Trois bombes ont explosé mercredi au Caire, tuant un général de la police et faisant cinq blessés, alors que les attaques se multiplient dans le pays depuis la destitution en juillet du président islamiste Mohamed Morsi et la répression de ses partisans.

Deux engins ont d’abord explosé quasi-simultanément en début d’après-midi dans le centre de la capitale devant des abris servant aux policiers en faction devant l’Université du Caire, bastion de la contestation islamiste contre le gouvernement mis en place par l’armée après la destitution et l’arrestation de M. Morsi.

Le général de brigade Tarek al-Mergawi, qui dirigeait un service de la police judiciaire du Caire, a été tué et cinq autres personnes ont été blessées, selon le ministère de l’Intérieur.

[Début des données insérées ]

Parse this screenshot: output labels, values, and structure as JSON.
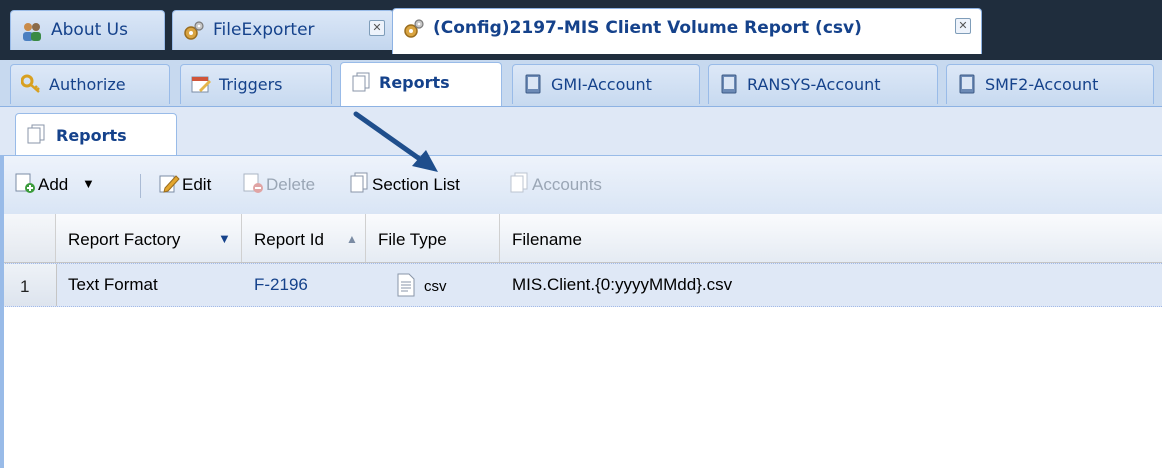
{
  "top_tabs": [
    {
      "label": "About Us",
      "icon": "group-icon",
      "closable": false,
      "active": false
    },
    {
      "label": "FileExporter",
      "icon": "gears-icon",
      "closable": true,
      "active": false
    },
    {
      "label": "(Config)2197-MIS Client Volume Report (csv)",
      "icon": "gears-icon",
      "closable": true,
      "active": true
    }
  ],
  "sub_tabs": [
    {
      "label": "Authorize",
      "icon": "key-icon",
      "active": false
    },
    {
      "label": "Triggers",
      "icon": "calendar-edit-icon",
      "active": false
    },
    {
      "label": "Reports",
      "icon": "pages-icon",
      "active": true
    },
    {
      "label": "GMI-Account",
      "icon": "server-icon",
      "active": false
    },
    {
      "label": "RANSYS-Account",
      "icon": "server-icon",
      "active": false
    },
    {
      "label": "SMF2-Account",
      "icon": "server-icon",
      "active": false
    }
  ],
  "inner_tab": {
    "label": "Reports",
    "icon": "pages-icon"
  },
  "toolbar": {
    "add_label": "Add",
    "edit_label": "Edit",
    "delete_label": "Delete",
    "section_list_label": "Section List",
    "accounts_label": "Accounts"
  },
  "grid": {
    "columns": [
      "Report Factory",
      "Report Id",
      "File Type",
      "Filename"
    ],
    "rows": [
      {
        "num": "1",
        "factory": "Text Format",
        "report_id": "F-2196",
        "file_type": "csv",
        "filename": "MIS.Client.{0:yyyyMMdd}.csv"
      }
    ]
  },
  "colors": {
    "accent": "#15428b",
    "link": "#15428b",
    "arrow": "#1f4e8c"
  }
}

Un autre général, Abdel Raouf al-Serafi, conseiller du ministre de l’Intérieur, figure parmi les blessés, de même que deux colonels et un lieutenant-colonel, ont indiqué à l’AFP des responsables des services de sécurité qui ont requis l’anonymat.

Une troisième bombe a explosé deux heures plus tard dans un parc devant l’entrée du campus où policiers et journalistes s’étaient rassemblés après les premières explosions. Cette déflagration n’a fait aucune victime selon l’agence officielle Mena.

Une quatrième bombe a été retrouvée dans une voiture stationnée près de l’université et désamorcée, ont indiqué des responsables de la sécurité et la télévision d’Etat.

Les deux premières bombes ont explosé devant l’entrée principale de l’Université du Caire où deux taches de sang étaient visibles sur le trottoir, a rapporté un journaliste de l’AFP.

Les engins, de confection artisanale selon un officier de police, étaient dissimulés dans un arbre situé entre les deux abris des policiers.

« J’ai entendu les deux explosions et je suis sorti de l’université, j’ai vu le cadavre d’un homme en vêtements civils et un policier qui saignait à la jambe », a témoigné Amr Adel, un étudiant à la faculté d’ingénierie.

« J’attendais le bus quand j’ai entendu deux explosions. Il y avait de la poussière dans l’air et des policiers criaient », raconte un autre témoin, Sakta Mostafa.

Le campus est le dernier bastion des manifestants pro-Morsi, et des étudiants islamistes y tiennent chaque jour des rassemblements, forçant parfois la police à les disperser à coups de grenades lacrymogènes ou à l’arme automatique.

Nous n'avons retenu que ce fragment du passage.